First, port projects that support offshore wind developments are eligible for funding under the Port Infrastructure Development Program.
In 2021, before the enactment of the Bipartisan Infrastructure Law, there were 108 eligible applications for PIDP funding and several referenced some sort of wind energy component.
And last year’s awards—which were made before I arrived at MARAD!—included grants for projects that will support offshore wind development.
For example, the Portsmouth Marine Terminal Offshore Wind Development project award will fund improvements to the Portsmouth Marine Terminal that will enable it to serve as a staging area to support offshore wind projects.
This year, we again have many applications seeking funding for components of port projects that would support offshore wind development!
The Maritime Administration also provides loan guarantees to support ship construction in U.S. shipyards.
For those who may not be familiar with it, the Federal Ship Financing Program—commonly called “Title XI” because of its location in the Merchant Marine Act of 1936—provides full faith and credit guarantees to promote the growth and modernization of the U.S. merchant marine and U.S. shipyards.
The Title XI program has the ability to provide guaranteed loans for longer terms, higher loan-to-value amounts, and lower interest rates than are typically available through private lenders—and this program is available to help finance new construction or refinance vessels that are already constructed.

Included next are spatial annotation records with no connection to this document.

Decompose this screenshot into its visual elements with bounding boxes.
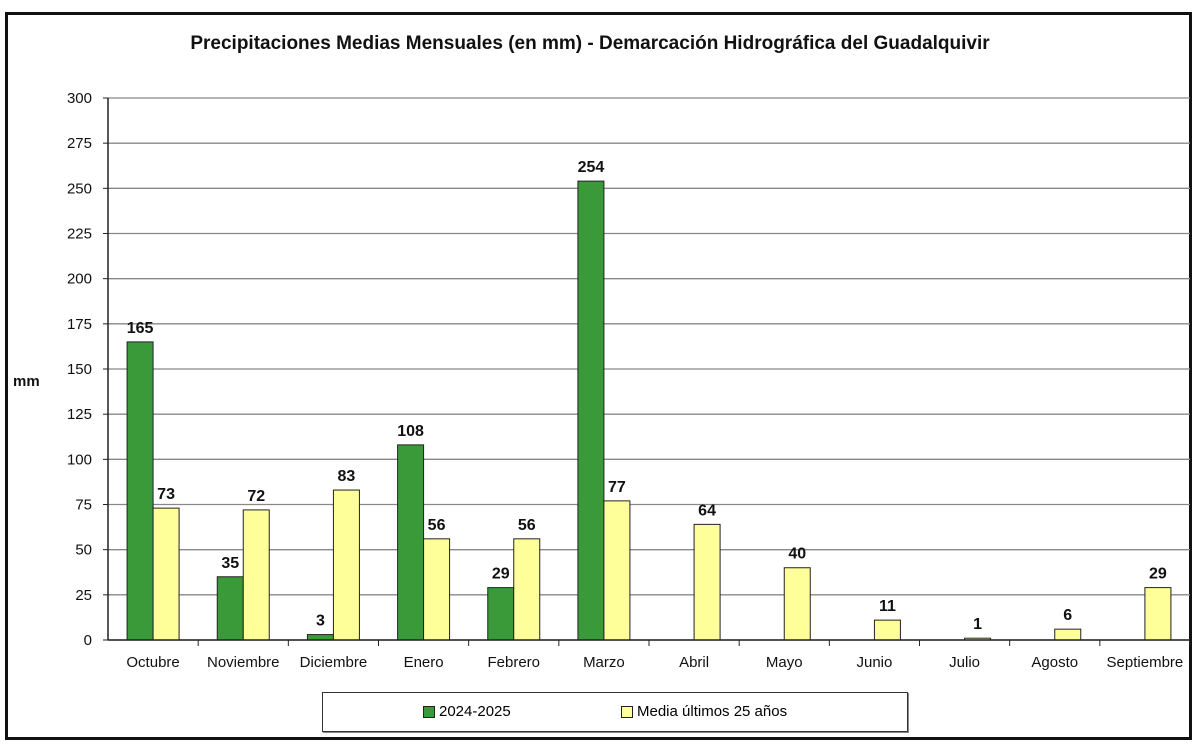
y-tick-label: 125 <box>67 406 92 423</box>
bar-media-febrero <box>513 538 541 641</box>
x-tick-label: Diciembre <box>300 654 368 671</box>
data-label: 3 <box>316 613 325 630</box>
legend: 2024-2025 Media últimos 25 años <box>322 692 908 732</box>
data-label: 165 <box>127 320 154 337</box>
x-tick-label: Octubre <box>126 654 179 671</box>
x-tick-label: Junio <box>856 654 892 671</box>
data-label: 11 <box>879 598 896 615</box>
y-axis-label: mm <box>13 373 40 390</box>
y-tick-label: 75 <box>75 497 92 514</box>
y-tick-label: 25 <box>75 587 92 604</box>
data-label: 29 <box>1149 566 1167 583</box>
legend-item-media: Media últimos 25 años <box>621 703 787 720</box>
y-tick-label: 300 <box>67 90 92 107</box>
x-tick-label: Noviembre <box>207 654 280 671</box>
x-tick-label: Julio <box>949 654 980 671</box>
bar-2024-2025-noviembre <box>216 576 244 641</box>
bar-media-septiembre <box>1144 587 1172 641</box>
y-tick-label: 250 <box>67 180 92 197</box>
bar-media-diciembre <box>332 489 360 641</box>
bar-media-agosto <box>1054 628 1082 641</box>
bar-media-abril <box>693 523 721 641</box>
data-label: 6 <box>1063 607 1072 624</box>
bar-media-noviembre <box>242 509 270 641</box>
x-tick-label: Mayo <box>766 654 803 671</box>
x-tick-label: Febrero <box>487 654 540 671</box>
legend-swatch-green <box>423 705 435 718</box>
y-tick-label: 225 <box>67 226 92 243</box>
chart-frame <box>5 12 1192 740</box>
x-tick-label: Septiembre <box>1107 654 1184 671</box>
bar-2024-2025-octubre <box>126 341 154 641</box>
y-tick-label: 150 <box>67 361 92 378</box>
y-tick-label: 200 <box>67 271 92 288</box>
x-tick-label: Marzo <box>583 654 625 671</box>
y-tick-label: 0 <box>84 632 92 649</box>
data-label: 40 <box>788 546 806 563</box>
x-tick-label: Enero <box>404 654 444 671</box>
y-tick-label: 275 <box>67 135 92 152</box>
data-label: 73 <box>157 486 175 503</box>
legend-label: 2024-2025 <box>439 703 511 720</box>
y-tick-label: 100 <box>67 451 92 468</box>
legend-label: Media últimos 25 años <box>637 703 788 720</box>
data-label: 254 <box>578 159 605 176</box>
data-label: 1 <box>973 616 982 633</box>
bar-media-mayo <box>783 567 811 641</box>
data-label: 72 <box>247 488 265 505</box>
legend-item-2024-2025: 2024-2025 <box>423 703 511 720</box>
data-label: 56 <box>518 517 536 534</box>
legend-swatch-yellow <box>621 705 633 718</box>
data-label: 83 <box>338 468 356 485</box>
data-label: 35 <box>221 555 239 572</box>
data-label: 77 <box>608 479 626 496</box>
x-tick-label: Abril <box>679 654 709 671</box>
bar-2024-2025-febrero <box>487 587 515 641</box>
data-label: 29 <box>492 566 510 583</box>
y-tick-label: 50 <box>75 542 92 559</box>
bar-media-marzo <box>603 500 631 641</box>
bar-2024-2025-marzo <box>577 180 605 641</box>
bar-2024-2025-enero <box>397 444 425 641</box>
chart-title: Precipitaciones Medias Mensuales (en mm)… <box>190 33 990 54</box>
data-label: 64 <box>698 502 716 519</box>
bar-2024-2025-diciembre <box>306 634 334 641</box>
y-tick-label: 175 <box>67 316 92 333</box>
bar-media-enero <box>423 538 451 641</box>
bar-media-junio <box>873 619 901 641</box>
data-label: 108 <box>397 423 424 440</box>
x-tick-label: Agosto <box>1031 654 1078 671</box>
bar-media-octubre <box>152 507 180 641</box>
data-label: 56 <box>428 517 446 534</box>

Since 1993, Title XI has provided $9.3 billion in loan guarantees.
The Title XI statute was amended in 2019 to make several important changes to the program.
One change gave MARAD the authority to designate “Vessels of National Interest.” This designation enables us to prioritize and expedite specific applications.
I recently designated the vessels that service offshore wind farm facilities as Vessels of National Interest—and these are the first vessels to be designated under this authority.
This designation reflects the Administration’s commitment to supporting construction of vessels to service offshore wind terminals.
Several American shipyards have already secured contracts to build vessels to service offshore wind development—and we have had a surge in expressions of interest in the Title XI program since we announced the national interest designation for offshore wind vessels.
I encourage you to be in touch with the Maritime Administration to learn more about any of the grant programs I discussed here today—or about any aspect of the Bipartisan Infrastructure Law.
We have Gateway Offices around the nation—and the staff at these offices are available to answer your questions and to explain in detail the timing of and qualifications for our many grant programs.
These offices are intended to be a resource to you and I urge you to get to know your local Gateway Director!
Ladies and gentlemen, President Biden is leading a historic investment in our nation’s infrastructure—an investment that will help us not only improve mobility and strengthen our economy, but also help us move to a better future.
We at the Maritime Administration and throughout the Department of Transportation are bringing every tool we have to support the priorities I described today—and we appreciate the critical support of our partners, including the American Association of Port Authorities.
Thank you for the opportunity to join you today and thank you for the critical discussions you are leading.